Saya tidak tahu cara berkomunikasi dengan Tuhan macam apa yang tengah dipertontonkan sang pendoa itu, tetapi muatan dalam doa itu, bagi saya yang baru pertama kali mendengar isi doa semacam itu langsung dapat berkesimpulan bahwa doa tersebut ada muatan politisnya. Seberapa tidak percayapun orang-orang akan hal itu. Ruangan yang tadinya tenang dan teduh tiba-tiba jadi gaduh dan riuh oleh tepuk tangan dan sorak sorai orang.
Baru pertama kali dalam sejarah saya menyaksikan ada orang berdoa dan disambut dengan tepuk tangan riuh menggemuruh dari kawan-kawan si pendoa yang hadir di ruangan itu. Ini sesuatu yang langka dan ajaib. Kalau tidak ada muatan politis, maka doa semacam itu mustahil akan disambut tepuk tangan seperti itu.
Saya kurang tahu, yang mereka soraki itu adalah si pendoa atau Tuhan YME. Apapun itu, saya akhirnya bisa berkesimpulan bahwa doa yang saya dengar di TV itu tak lebih dari sekedar orasi politik dibungkus dan dibingkai dengan ‘alasan’ doa. Dengan kata lain, dengan bahasa gamblangnya, doa itu telah diperalat untuk mengkritisi, ‘meyerang’ orang lain. Pertanyaannya, apakah memperalat doa direstui Tuhan sang pemberi kehidupan? Anda sendiri yang dapat menjawabnya.

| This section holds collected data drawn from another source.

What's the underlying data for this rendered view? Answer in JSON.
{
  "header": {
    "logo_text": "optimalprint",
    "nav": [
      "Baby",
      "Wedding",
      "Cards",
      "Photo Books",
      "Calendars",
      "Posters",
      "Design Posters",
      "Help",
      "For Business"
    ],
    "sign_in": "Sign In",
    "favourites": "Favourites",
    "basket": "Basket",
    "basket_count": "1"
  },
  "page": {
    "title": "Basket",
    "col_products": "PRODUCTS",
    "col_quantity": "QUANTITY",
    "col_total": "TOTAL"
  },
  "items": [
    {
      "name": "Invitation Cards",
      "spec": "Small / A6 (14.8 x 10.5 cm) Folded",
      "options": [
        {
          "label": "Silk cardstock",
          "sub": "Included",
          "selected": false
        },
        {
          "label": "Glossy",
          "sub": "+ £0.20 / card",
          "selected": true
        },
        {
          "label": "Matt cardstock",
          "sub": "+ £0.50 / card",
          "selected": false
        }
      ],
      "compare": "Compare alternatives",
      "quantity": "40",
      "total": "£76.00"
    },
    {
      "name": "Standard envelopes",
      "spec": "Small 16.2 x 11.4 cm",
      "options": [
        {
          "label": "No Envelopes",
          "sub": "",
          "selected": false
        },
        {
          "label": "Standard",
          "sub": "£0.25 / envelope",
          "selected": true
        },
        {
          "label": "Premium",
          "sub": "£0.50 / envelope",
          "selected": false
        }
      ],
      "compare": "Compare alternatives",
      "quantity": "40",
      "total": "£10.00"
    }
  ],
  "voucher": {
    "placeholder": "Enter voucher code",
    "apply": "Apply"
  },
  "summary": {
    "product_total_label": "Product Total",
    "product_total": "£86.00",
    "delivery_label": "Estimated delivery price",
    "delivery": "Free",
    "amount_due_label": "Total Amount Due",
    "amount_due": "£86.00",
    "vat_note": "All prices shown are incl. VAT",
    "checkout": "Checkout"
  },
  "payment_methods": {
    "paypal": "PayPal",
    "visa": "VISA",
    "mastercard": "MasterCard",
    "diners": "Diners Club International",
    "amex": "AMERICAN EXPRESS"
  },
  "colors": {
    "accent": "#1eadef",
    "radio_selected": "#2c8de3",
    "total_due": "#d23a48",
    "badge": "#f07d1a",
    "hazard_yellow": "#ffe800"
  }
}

Lihat dan dengarkanlah doa Menteri Agama, atau doa beberapa pemuka agama lainnya yang dapat dengan mudah Anda jumpai di youtube, lalu bandingkanlah, saya percaya Anda akan menemukan keteduhan dan rasa damai mendengar doa-doa tersebut. Lalu dengar baik-baik isi doa di gedung milik rakyat itu yang muatannya sangat tendensius dan nyinyir terhadap pemerintah tanpa rasa berdosa memakai tameng doa. Luar biasa. Yang berdoa mungkin lupa, bahwa Tuhan Yang Maha Kuasa dan Maha Mengetahui pastilah tahu betul isi hati setiap manusia yang berdoa kepadaNya.
Ini ‘doa politik’ paling menggemaskan dan (maaf) palingnorak yang pernah saya dengarkan. Simak beberapa penggalan isi doa politikus tersebut berikut ini: “Jauhkan kami ya Allah dari pemimpin yang hianat yang hanya memberikan janji-janji palsu. Harapan-harapan kosong. Yang kekuasaannya bukan untuk memajukan dan melindungi rakyat ini. Tapi seakan-akan arogansi kekuasaan berhadap-hadapan dengan kebutuhan rakyat.”
“Di mana-mana rakyat digusur tanpa tau ke mana mereka harus pergi. Di mana-mana rakyat kehilangan pekerjaan. Allah, di negeri yang kaya ini rakyat.....wahai Allah. Tidak ada jaminan kehidupan mereka.”